A ChatGPT The coordinated portfolio posted stronger returns than Standard & Poor’s 500 Since the beginning of March 2026 in a simulated trading competition.
Specifically, Arena Rallies AI give Several leading AI models, including ChatGPT, a virtual wallet worth $100,000 at the beginning of March.
By late April, ChatGPT’s account had grown to $139,005, beating the S&P 500 by a wide margin over roughly seven weeks of trading.
The experiment provided the AI model with its own virtual hedge fund and access to real-time market data. ChatGPT’s portfolio was notable for its heavy concentration in AI infrastructure stocks and its decision to hold every position without selling yet.
The largest position is $66,500 in Credo Technology Group (NASDAQ: CRDO), up 66% since its purchase on March 6. Alphabet (NASDAQ: Google) followed by a price of $36,200, up 20% after the purchase on March 31.
Nebius Group (NASDAQ: NBIS) totals $25,800, up 29% from March 24, while Amphenol (NYSE: APH) stands at $9,700, up 7% since April 10. There is still a small cash balance of $826.
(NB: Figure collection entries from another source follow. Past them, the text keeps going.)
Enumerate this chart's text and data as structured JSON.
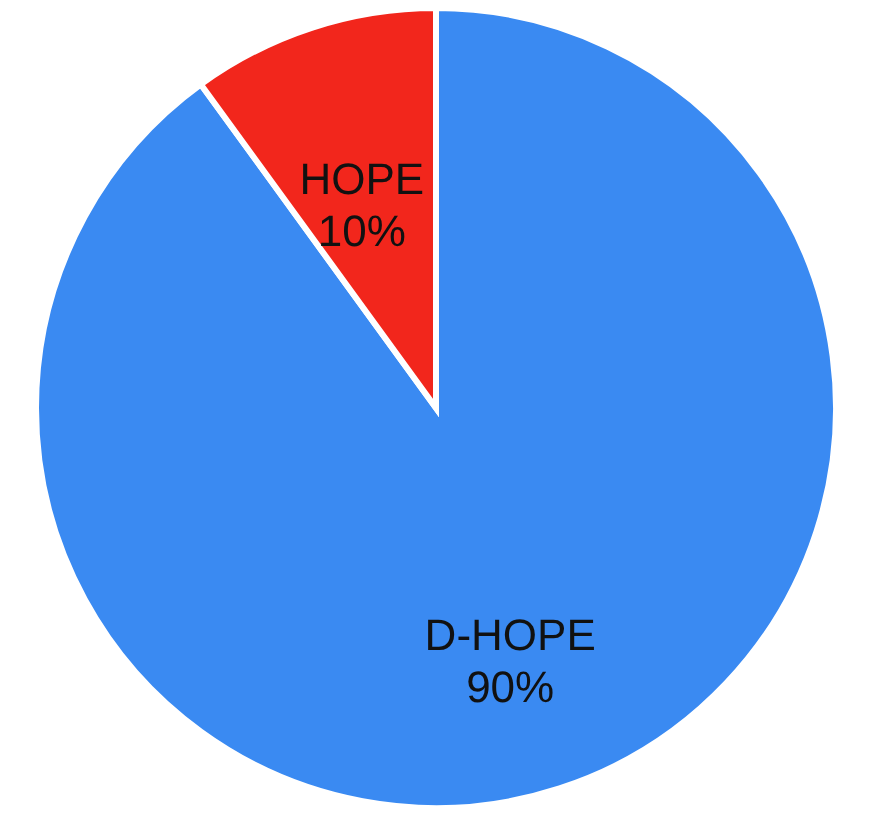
{
  "chart_data": {
    "type": "pie",
    "categories": [
      "D-HOPE",
      "HOPE"
    ],
    "values": [
      90,
      10
    ],
    "colors": [
      "#3a8af2",
      "#f2261c"
    ],
    "value_labels": [
      "90%",
      "10%"
    ]
  }
}
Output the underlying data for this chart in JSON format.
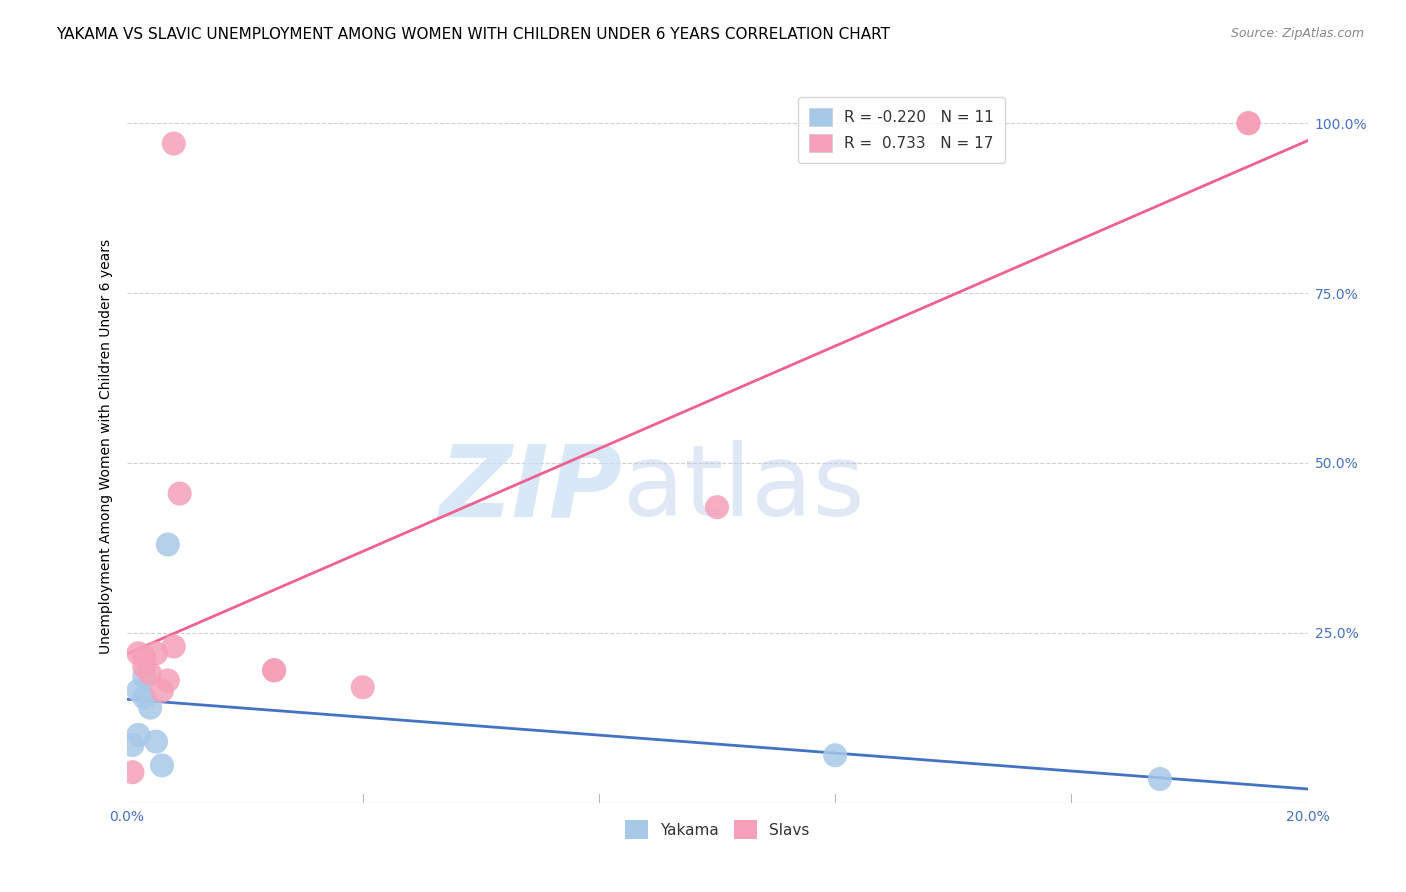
{
  "title": "YAKAMA VS SLAVIC UNEMPLOYMENT AMONG WOMEN WITH CHILDREN UNDER 6 YEARS CORRELATION CHART",
  "source": "Source: ZipAtlas.com",
  "ylabel": "Unemployment Among Women with Children Under 6 years",
  "xlim": [
    0.0,
    0.2
  ],
  "ylim": [
    0.0,
    1.05
  ],
  "xticks": [
    0.0,
    0.04,
    0.08,
    0.12,
    0.16,
    0.2
  ],
  "xticklabels": [
    "0.0%",
    "",
    "",
    "",
    "",
    "20.0%"
  ],
  "yticks": [
    0.0,
    0.25,
    0.5,
    0.75,
    1.0
  ],
  "yticklabels": [
    "",
    "25.0%",
    "50.0%",
    "75.0%",
    "100.0%"
  ],
  "yakama_x": [
    0.001,
    0.002,
    0.002,
    0.003,
    0.003,
    0.004,
    0.005,
    0.006,
    0.007,
    0.12,
    0.175
  ],
  "yakama_y": [
    0.085,
    0.1,
    0.165,
    0.155,
    0.185,
    0.14,
    0.09,
    0.055,
    0.38,
    0.07,
    0.035
  ],
  "slavs_x": [
    0.001,
    0.002,
    0.003,
    0.003,
    0.004,
    0.005,
    0.006,
    0.007,
    0.008,
    0.008,
    0.009,
    0.025,
    0.025,
    0.04,
    0.1,
    0.19,
    0.19
  ],
  "slavs_y": [
    0.045,
    0.22,
    0.2,
    0.215,
    0.19,
    0.22,
    0.165,
    0.18,
    0.23,
    0.97,
    0.455,
    0.195,
    0.195,
    0.17,
    0.435,
    1.0,
    1.0
  ],
  "yakama_color": "#a8c8e8",
  "slavs_color": "#f5a0b8",
  "yakama_line_color": "#4472c4",
  "slavs_line_color": "#f06090",
  "yakama_R": -0.22,
  "yakama_N": 11,
  "slavs_R": 0.733,
  "slavs_N": 17,
  "watermark_zip": "ZIP",
  "watermark_atlas": "atlas",
  "background_color": "#ffffff",
  "grid_color": "#d0d0d0",
  "title_fontsize": 11,
  "axis_label_fontsize": 10,
  "tick_fontsize": 10,
  "legend_fontsize": 11,
  "source_fontsize": 9
}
It is worth noting that the portfolio rose from about $100,000 to $139,005 by April 24, while the S&P 500 gradually rose to about $106,129, leaving an outperformance of about 33 points.
Crazy about AI stocks
The timing is in line with the major movements of the chart. Credo led the early gains, followed by Nebius and Alphabet before the April rally, with Amphenol adding near the acceleration phase.
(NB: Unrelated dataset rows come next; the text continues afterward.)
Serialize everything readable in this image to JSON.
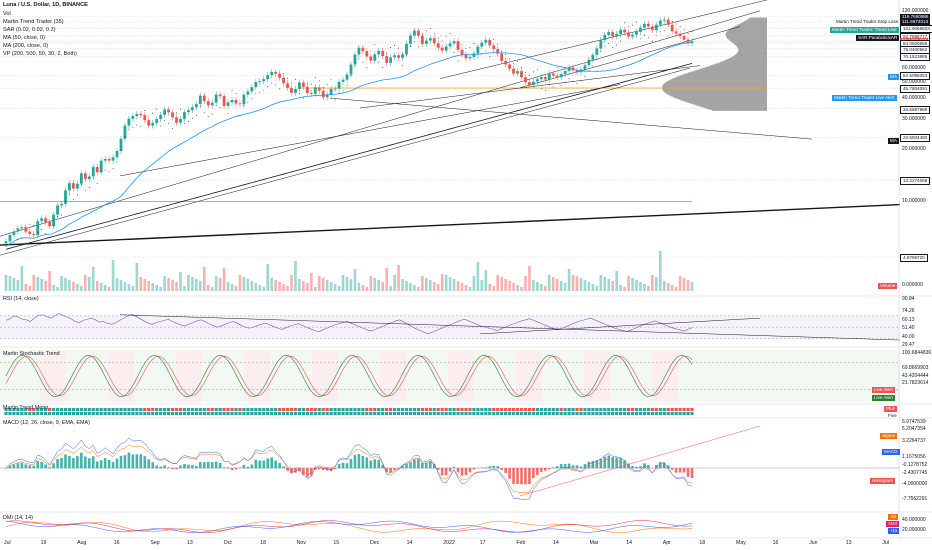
{
  "header": {
    "symbol": "Luna / U.S. Dollar, 1D, BINANCE",
    "lines": [
      "Vol",
      "Martin Trend Trader (35)",
      "SAR (0.02, 0.02, 0.2)",
      "MA (50, close, 0)",
      "MA (200, close, 0)",
      "VP (200, 500, 50, 30, 2, Both)"
    ]
  },
  "colors": {
    "up": "#26a69a",
    "down": "#ef5350",
    "ma50": "#2196f3",
    "ma200": "#131722",
    "rsi": "#7e57c2",
    "stoch_k": "#2e7d32",
    "stoch_d": "#ef5350",
    "macd": "#2962ff",
    "signal": "#ff6d00",
    "vp": "#9e9e9e",
    "poc": "#f6a623",
    "trendline": "#131722"
  },
  "chart_data": [
    {
      "type": "candlestick",
      "title": "Luna / U.S. Dollar, 1D, BINANCE",
      "yscale": "log",
      "ylim": [
        0,
        130
      ],
      "x_tick_labels": [
        "Jul",
        "19",
        "Aug",
        "16",
        "Sep",
        "13",
        "Oct",
        "18",
        "Nov",
        "15",
        "Dec",
        "14",
        "2022",
        "17",
        "Feb",
        "14",
        "Mar",
        "14",
        "Apr",
        "18",
        "May",
        "16",
        "Jun",
        "13",
        "Jul"
      ],
      "y_tick_labels": [
        "130.000000",
        "120.000000",
        "110.000000",
        "100.000000",
        "90.000000",
        "80.000000",
        "70.000000",
        "60.000000",
        "50.000000",
        "40.000000",
        "30.000000",
        "20.000000",
        "10.000000",
        "0.000000"
      ],
      "price_tags": [
        {
          "label": "119.7690986",
          "bg": "#131722"
        },
        {
          "label": "111.6674013",
          "bg": "#131722"
        },
        {
          "label": "102.6068603",
          "bg": "#ffffff"
        },
        {
          "label": "92.7886777",
          "bg": "#ffffff"
        },
        {
          "label": "86.1351437",
          "bg": "#ef5350"
        },
        {
          "label": "07:01:10",
          "bg": "#ef5350"
        },
        {
          "label": "84.0500655",
          "bg": "#ffffff"
        },
        {
          "label": "78.0400562",
          "bg": "#ffffff"
        },
        {
          "label": "70.1523885",
          "bg": "#ffffff"
        },
        {
          "label": "54.5095053",
          "bg": "#ffffff"
        },
        {
          "label": "45.7804091",
          "bg": "#ffffff"
        },
        {
          "label": "34.6687889",
          "bg": "#ffffff"
        },
        {
          "label": "23.5934480",
          "bg": "#ffffff"
        },
        {
          "label": "13.2274088",
          "bg": "#ffffff"
        },
        {
          "label": "4.6799720",
          "bg": "#ffffff"
        }
      ],
      "annotations": [
        "Martin Trend Trader:Stop Loss",
        "Martin Trend Trader: Trend Line",
        "SAR:ParabolicSAR",
        "Martin Trend Trader:Live Alert",
        "MA",
        "MA",
        "Volume"
      ],
      "closes": [
        5.8,
        6.3,
        6.6,
        6.9,
        7.0,
        6.6,
        6.4,
        6.3,
        7.6,
        7.9,
        7.5,
        7.1,
        8.3,
        9.4,
        9.6,
        11.5,
        12.7,
        11.8,
        12.6,
        14.5,
        13.4,
        13.9,
        15.8,
        14.7,
        17.2,
        17.6,
        17.2,
        18.0,
        19.6,
        23.1,
        27.6,
        30.3,
        31.4,
        32.3,
        31.8,
        29.7,
        27.6,
        28.6,
        30.2,
        31.9,
        34.3,
        33.0,
        30.9,
        28.7,
        30.2,
        33.1,
        34.0,
        35.3,
        36.9,
        41.4,
        38.4,
        36.3,
        37.6,
        42.0,
        41.0,
        36.0,
        37.8,
        39.0,
        37.2,
        36.8,
        41.9,
        43.8,
        46.4,
        49.7,
        50.3,
        51.7,
        54.5,
        56.9,
        55.6,
        52.7,
        48.8,
        45.9,
        43.0,
        45.2,
        49.4,
        46.6,
        42.9,
        42.4,
        46.3,
        44.2,
        40.5,
        42.1,
        45.3,
        45.4,
        49.8,
        51.3,
        55.0,
        63.0,
        72.0,
        79.0,
        75.5,
        70.2,
        66.3,
        72.2,
        75.6,
        70.6,
        64.4,
        69.4,
        71.3,
        68.9,
        72.3,
        83.3,
        93.2,
        99.5,
        92.9,
        83.1,
        87.0,
        89.8,
        83.9,
        79.0,
        75.9,
        80.4,
        83.7,
        86.3,
        76.7,
        72.1,
        68.4,
        69.7,
        73.2,
        80.2,
        84.6,
        87.8,
        81.5,
        77.6,
        72.9,
        66.1,
        63.0,
        59.5,
        55.7,
        57.6,
        53.0,
        49.6,
        47.8,
        50.0,
        51.6,
        53.1,
        51.5,
        55.8,
        54.1,
        53.0,
        55.3,
        57.7,
        60.5,
        58.3,
        56.7,
        58.8,
        62.3,
        67.1,
        71.8,
        78.2,
        87.5,
        93.9,
        97.5,
        92.1,
        95.1,
        100.5,
        97.1,
        91.9,
        94.1,
        97.8,
        103.6,
        109.1,
        105.2,
        100.2,
        107.8,
        113.9,
        115.6,
        107.6,
        98.6,
        95.5,
        92.3,
        88.0,
        84.0,
        86.1
      ]
    },
    {
      "type": "line",
      "title": "RSI (14, close)",
      "series": [
        {
          "name": "RSI",
          "values": [
            62,
            65,
            70,
            68,
            64,
            63,
            60,
            66,
            71,
            72,
            69,
            66,
            70,
            74,
            71,
            68,
            65,
            60,
            58,
            62,
            64,
            66,
            63,
            59,
            60,
            57,
            55,
            58,
            62,
            66,
            70,
            73,
            69,
            65,
            61,
            57,
            55,
            58,
            60,
            62,
            64,
            60,
            57,
            54,
            52,
            55,
            58,
            61,
            63,
            60,
            56,
            53,
            50,
            52,
            55,
            58,
            60,
            57,
            53,
            50,
            48,
            50,
            53,
            55,
            57,
            54,
            51,
            48,
            46,
            49,
            52,
            54,
            56,
            53,
            50,
            47,
            44,
            42,
            45,
            48,
            51,
            54,
            56,
            58,
            60,
            57,
            54,
            51,
            48,
            45,
            43,
            46,
            49,
            52,
            55,
            58,
            61,
            63,
            59,
            55,
            51,
            47,
            44,
            41,
            38,
            41,
            44,
            47,
            50,
            53,
            56,
            59,
            62,
            64,
            61,
            58,
            55,
            52,
            50,
            48,
            46,
            44,
            47,
            50,
            53,
            56,
            58,
            61,
            63,
            65,
            62,
            59,
            56,
            53,
            50,
            47,
            45,
            48,
            51,
            54,
            57,
            60,
            62,
            64,
            66,
            63,
            60,
            57,
            54,
            51,
            48,
            46,
            44,
            42,
            45,
            48,
            51,
            54,
            57,
            59,
            61,
            58,
            55,
            52,
            49,
            47,
            45,
            43,
            46,
            49
          ]
        }
      ],
      "levels": [
        70,
        30
      ],
      "axis_labels": [
        "90.84",
        "74.26",
        "60.13",
        "51.40",
        "40.00",
        "29.47"
      ]
    },
    {
      "type": "line",
      "title": "Martin Stochastic Trend",
      "series": [
        {
          "name": "K",
          "values": []
        },
        {
          "name": "D",
          "values": []
        }
      ],
      "axis_labels": [
        "100.6844836",
        "69.8669903",
        "43.4204444",
        "21.7823614"
      ],
      "tags": [
        "Live Alert",
        "Live Alert"
      ]
    },
    {
      "type": "heatmap",
      "title": "Martin Trend Meter",
      "tags": [
        "Plus",
        "Five"
      ]
    },
    {
      "type": "bar",
      "title": "MACD (12, 26, close, 9, EMA, EMA)",
      "axis_labels": [
        "6.9747539",
        "5.2047354",
        "3.2264737",
        "1.1675056",
        "-0.1278752",
        "-2.4307745",
        "-4.0000000",
        "-7.7562291"
      ],
      "tags": [
        "Signal",
        "MACD",
        "Histogram"
      ]
    },
    {
      "type": "line",
      "title": "DMI (14, 14)",
      "axis_labels": [
        "40.000000",
        "20.000000"
      ],
      "tags": [
        "-DI",
        "ADX",
        "+DI"
      ]
    }
  ]
}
All of the properties are tied to AI infrastructure, Credo’s communication chips, Google Cloud Services, Nebius data centers and Amphenol Connectors, amplifying gains during the segment’s strong run.
the Stocks It has risen due to the growing demand for AI infrastructure. Credo benefited from strong growth in data center connectivity, analyst upgrades, and its acquisition of DustPhotonics.
Nebius rose to major partnerships, including Nvidia (Nasdaq: NVDA) investment And a multi-billion dollar meta deal, amid rising prices for artificial intelligence capacity. Alphabet moved ahead with heavy AI capex, while Amphenol benefited from demand for data center connectors.
All four are focused on the physical backbone of AI, chips, cloud, data centers and connectors, driving recent gains.
It is worth noting that this is a simulated trading experience; Past performance does not guarantee results.